The Java Autorun Worm, Java.Cogyeka (3 of 3)
As I wrote in parts one and two of this series of blogs, Java.Cogyeka uses an autorun.inf file to propagate and download an additional module. I was able to get the downloaded module, based on a Java application, even though it took over a week because of the difficulty in establishing a connection with the server. The downloaded module, like the main module, tries to protect itself through obfuscation with Zelix KlassMaster. After investigating the downloaded module, I discovered that the purpose of Java.Cogyeka is to steal information from a video game on the compromised computer.
The targeted game
The game being targeted by Java.Cogyeka is League of Legends, a free-to-play video game published by Riot Games. While the game is free-to-play, users can purchase additional characters and character skins with real money. Java.Cogyeka may target League of Legends because of these real money transactions.
Infostealer
The downloaded module attempts to steal the League of Legends player’s account information and keystrokes to gain control of their account. While the purpose of the threat is to steal information related to the League of Legends game, it may also steal additional information because of its keystroke-stealing capabilities.
Stealing keystrokes
The downloaded module drops two types of DLL files, a 32-bit version and a 64-bit version. This is done using the same technique that the threat uses for obtaining the drive letters of the removal drive in the main module, as described in the second Java.Cogyeka blog. The Java system does not permit Java applications to obtain keystroke information from other processes. The malware may steal passwords, but it needs a native call, so it drops the Windows DLL file from the Java application.
The SetWindowsHookEx API is used to log keystrokes and mouse operations while WH_KEYBOARD_LL and WH_MOUSE_LL are used as hook types. The stolen keystrokes and mouse operations are then sent to a remote server.
Figure 1. Downloaded module steals keystrokes and mouse operations
Stealing account information
The malware steals keystrokes in the hopes of obtaining a player’s League of Legends user name and password. However, the League of Legends login window has an option to remember a player’s user name and, if a player has selected this option, Java.Cogyeka cannot obtain the player’s user name. To get around this, the malware also attempts to steal a file that contains the user’s account information.

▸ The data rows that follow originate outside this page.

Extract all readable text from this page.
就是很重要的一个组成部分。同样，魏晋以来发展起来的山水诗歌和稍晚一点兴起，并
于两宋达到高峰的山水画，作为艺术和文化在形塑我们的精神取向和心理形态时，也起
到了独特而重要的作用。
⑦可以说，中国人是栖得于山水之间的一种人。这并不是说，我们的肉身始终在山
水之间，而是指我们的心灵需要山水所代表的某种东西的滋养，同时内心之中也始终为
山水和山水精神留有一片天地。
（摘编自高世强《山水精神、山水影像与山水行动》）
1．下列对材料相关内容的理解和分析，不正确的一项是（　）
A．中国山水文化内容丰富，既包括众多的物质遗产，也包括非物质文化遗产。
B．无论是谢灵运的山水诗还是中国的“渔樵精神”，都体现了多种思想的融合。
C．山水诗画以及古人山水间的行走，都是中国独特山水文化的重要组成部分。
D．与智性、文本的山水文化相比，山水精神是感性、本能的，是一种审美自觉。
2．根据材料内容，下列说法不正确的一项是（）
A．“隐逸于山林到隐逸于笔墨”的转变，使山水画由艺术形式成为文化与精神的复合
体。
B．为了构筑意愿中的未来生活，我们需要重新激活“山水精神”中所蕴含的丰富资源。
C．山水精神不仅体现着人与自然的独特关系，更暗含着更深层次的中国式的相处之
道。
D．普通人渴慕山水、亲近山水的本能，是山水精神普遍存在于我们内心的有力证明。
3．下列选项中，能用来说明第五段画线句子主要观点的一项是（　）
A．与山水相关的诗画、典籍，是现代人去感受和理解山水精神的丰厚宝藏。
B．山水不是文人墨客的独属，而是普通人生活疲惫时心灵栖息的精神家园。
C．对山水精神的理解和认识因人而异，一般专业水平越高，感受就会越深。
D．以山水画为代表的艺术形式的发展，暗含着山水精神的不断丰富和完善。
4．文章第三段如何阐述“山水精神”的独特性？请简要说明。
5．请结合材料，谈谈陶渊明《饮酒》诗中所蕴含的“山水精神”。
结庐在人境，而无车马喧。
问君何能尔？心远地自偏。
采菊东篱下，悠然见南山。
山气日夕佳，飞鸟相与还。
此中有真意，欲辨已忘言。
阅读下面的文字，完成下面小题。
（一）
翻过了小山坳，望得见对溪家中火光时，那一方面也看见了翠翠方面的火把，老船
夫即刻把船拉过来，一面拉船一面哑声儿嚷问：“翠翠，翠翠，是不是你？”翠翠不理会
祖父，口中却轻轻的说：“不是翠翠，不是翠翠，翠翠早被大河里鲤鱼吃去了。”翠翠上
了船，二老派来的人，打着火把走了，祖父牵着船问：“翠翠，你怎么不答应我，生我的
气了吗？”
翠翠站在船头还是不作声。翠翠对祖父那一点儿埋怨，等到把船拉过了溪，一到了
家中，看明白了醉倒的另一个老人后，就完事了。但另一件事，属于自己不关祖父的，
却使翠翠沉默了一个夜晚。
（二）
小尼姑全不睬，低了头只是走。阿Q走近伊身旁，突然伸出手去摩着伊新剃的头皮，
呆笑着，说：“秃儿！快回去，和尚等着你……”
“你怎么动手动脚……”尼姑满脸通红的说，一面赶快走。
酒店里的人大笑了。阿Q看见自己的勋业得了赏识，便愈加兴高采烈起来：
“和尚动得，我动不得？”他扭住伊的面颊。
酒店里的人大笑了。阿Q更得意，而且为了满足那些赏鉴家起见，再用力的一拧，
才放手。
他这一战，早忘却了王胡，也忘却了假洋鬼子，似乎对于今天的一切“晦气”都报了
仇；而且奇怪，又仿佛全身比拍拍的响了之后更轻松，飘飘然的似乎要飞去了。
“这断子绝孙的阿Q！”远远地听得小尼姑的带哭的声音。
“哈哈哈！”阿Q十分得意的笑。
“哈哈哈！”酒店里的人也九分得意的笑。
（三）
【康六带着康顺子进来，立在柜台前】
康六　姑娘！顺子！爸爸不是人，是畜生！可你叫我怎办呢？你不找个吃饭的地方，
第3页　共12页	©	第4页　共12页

Figure 2. League of Legends login screen
To steal the user’s account information, the malware tries to search for the following folder on all drives:
- Riot Games/League of Legends/RADS/projects/lol_air_client/releases
This folder contains a folder with the name of the version number of the game, for example “0.1.2.0.” The malware traverses folders at the version folder searching for the following path:
- deploy/preferences/global/global.properties
This file contains the game settings as well as the player’s user name that is used to log in to the game.
Sending the stolen information
Once the downloaded module has obtained the login information, it sends it to the domain Jkl.no-ip.biz on TCP port 1087.
This server name has been deactivated and is no longer accessible. However, both the server name and port number are hardcoded into the module unlike the command-and-control server name and port number, and the stolen information is encrypted.
Figure 3. Malware observed worldwide as the targeted game is played all over the world
Conclusion
In this series of blogs, I have discussed the propagation and information-stealing functions of Java.Cogyeka and how it uses an obfuscation tool to protect itself from detection by security scanners. While the malware has a specific target, the video game League of Legends, other information may also be stolen through the captured keystrokes and mouse operations. Java.Cogyeka may also update itself because it downloads an additional Java module. We will continue to observe and investigate this malware.
I am left wondering why the malware requires the USB spreading functionality. The purpose of this malware is to steal information from an online game. The League of Legends is a type of game whereby users connect to a game server in order to play online. There is a possibility that it attempts to infect computers at Internet cafés. In this case, game players or administrators of the Internet café may use a USB storage device. On the other hand, a user may play the game with his or her friends at the same place and use USB storage devices to share files. It is possible that the malware aims to take advantage of such a situation.
Symantec detects these files as Java.Cogyeka, Java.Cogyeka!autorun, and Java.Cogyeka!gen1. We recommend that users keep their security software up to date.